Yair et moi étions sur l’azotea (toit) du bloc 11, la brume enveloppait Caracas, la rumeur folle de la ville ressemblait à un chant funèbre. C’était une balle dans mon cœur. La conscience de sa propre fin avait quelque chose de terrible et sublime à la fois. Tout était dit. L’urgence de la vie, la fascination pour la mort, l’effondrement du pays.
L’extrême violence et l’absurdité de la situation donnait l’impression que la vie n’était qu’un jeu.
Je me rappelais deux jours plus tôt la gallina (arène pour combats de coqs). L’odeur du sang mélangée au rhum et la sueur, les cris de rage, l’excitation de chaque homme. Une transe impalpable enivrait l’arène. Comme si nous étions tous fous. Comme si le sang, la mort et le pouvoir rendaient plus vivants.
L’énergie chaotique de la ville raisonnait dans chaque combat telle une danse qui se déploie, qui reste et pleure impuissante.
Un mois plus tard, Yair fut abattu. Il avait 27 ans.

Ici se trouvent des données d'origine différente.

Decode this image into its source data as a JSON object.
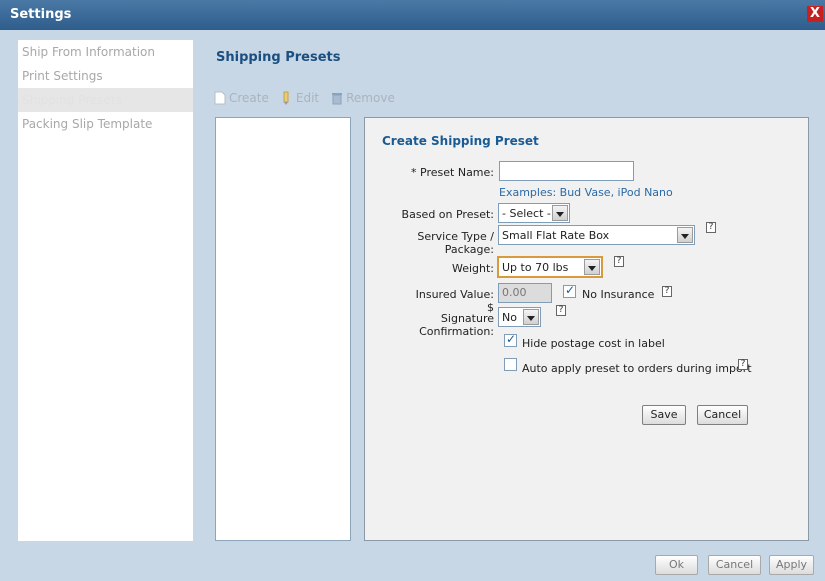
{
  "window": {
    "title": "Settings",
    "close_label": "X"
  },
  "sidebar": {
    "items": [
      {
        "label": "Ship From Information"
      },
      {
        "label": "Print Settings"
      },
      {
        "label": "Shipping Presets"
      },
      {
        "label": "Packing Slip Template"
      }
    ]
  },
  "content": {
    "title": "Shipping Presets",
    "toolbar": {
      "create": "Create",
      "edit": "Edit",
      "remove": "Remove"
    }
  },
  "form": {
    "title": "Create Shipping Preset",
    "preset_name_label": "* Preset Name:",
    "preset_name_value": "",
    "preset_name_hint": "Examples: Bud Vase, iPod Nano",
    "based_on_label": "Based on Preset:",
    "based_on_value": "- Select -",
    "service_label": "Service Type / Package:",
    "service_value": "Small Flat Rate Box",
    "weight_label": "Weight:",
    "weight_value": "Up to 70 lbs",
    "insured_label": "Insured Value: $",
    "insured_value": "0.00",
    "no_insurance_label": "No Insurance",
    "signature_label": "Signature Confirmation:",
    "signature_value": "No",
    "hide_postage_label": "Hide postage cost in label",
    "auto_apply_label": "Auto apply preset to orders during import",
    "help_glyph": "?",
    "save": "Save",
    "cancel": "Cancel"
  },
  "footer": {
    "ok": "Ok",
    "cancel": "Cancel",
    "apply": "Apply"
  }
}
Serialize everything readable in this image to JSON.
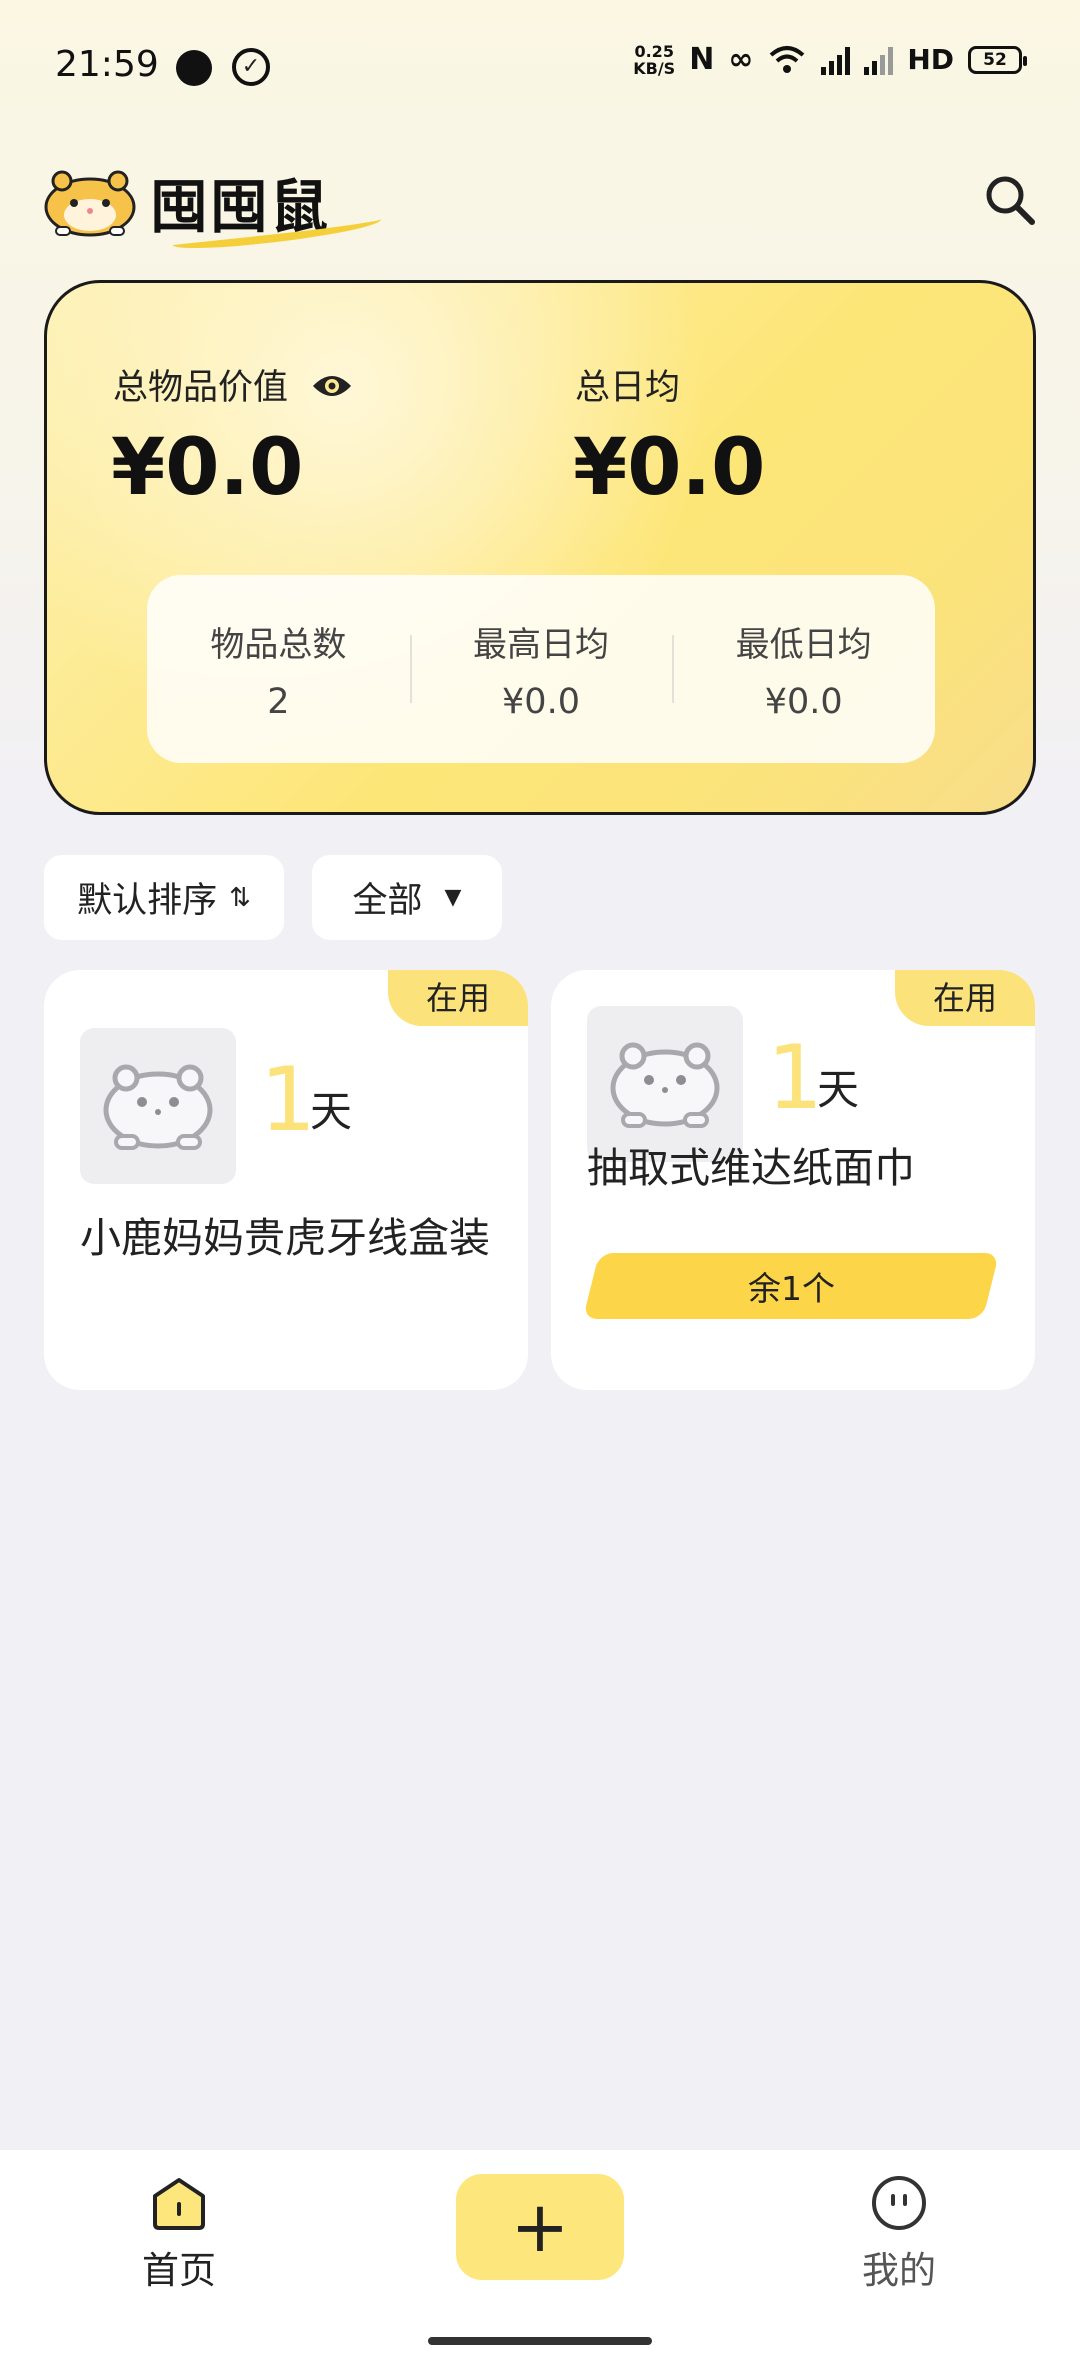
{
  "status_bar": {
    "time": "21:59",
    "net_speed_value": "0.25",
    "net_speed_unit": "KB/S",
    "hd_label": "HD",
    "battery": "52"
  },
  "header": {
    "app_name": "囤囤鼠",
    "logo_icon": "hamster-icon",
    "search_icon": "search-icon"
  },
  "summary": {
    "total_value_label": "总物品价值",
    "total_value": "¥0.0",
    "daily_avg_label": "总日均",
    "daily_avg": "¥0.0",
    "stats": [
      {
        "label": "物品总数",
        "value": "2"
      },
      {
        "label": "最高日均",
        "value": "¥0.0"
      },
      {
        "label": "最低日均",
        "value": "¥0.0"
      }
    ]
  },
  "filters": {
    "sort_label": "默认排序",
    "category_label": "全部"
  },
  "items": [
    {
      "badge": "在用",
      "days": "1",
      "days_unit": "天",
      "title": "小鹿妈妈贵虎牙线盒装",
      "remaining": ""
    },
    {
      "badge": "在用",
      "days": "1",
      "days_unit": "天",
      "title": "抽取式维达纸面巾",
      "remaining": "余1个"
    }
  ],
  "nav": {
    "home_label": "首页",
    "add_label": "+",
    "mine_label": "我的"
  },
  "colors": {
    "accent_yellow": "#fde67c",
    "badge_yellow": "#fbe27a",
    "remaining_yellow": "#fcd548",
    "background": "#f1f0f5"
  }
}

Mes errances en Amérique latine furent traversées par d’autres rencontres saisissantes. Comme ces coqs de combats, je voyais des êtres danser et s’accrocher au désordre. J’y retrouvais à chaque fois cette même sensualité insolente, comme une furieuse provocation, comme un cri d’adolescent amusé par le danger, condamné et libre.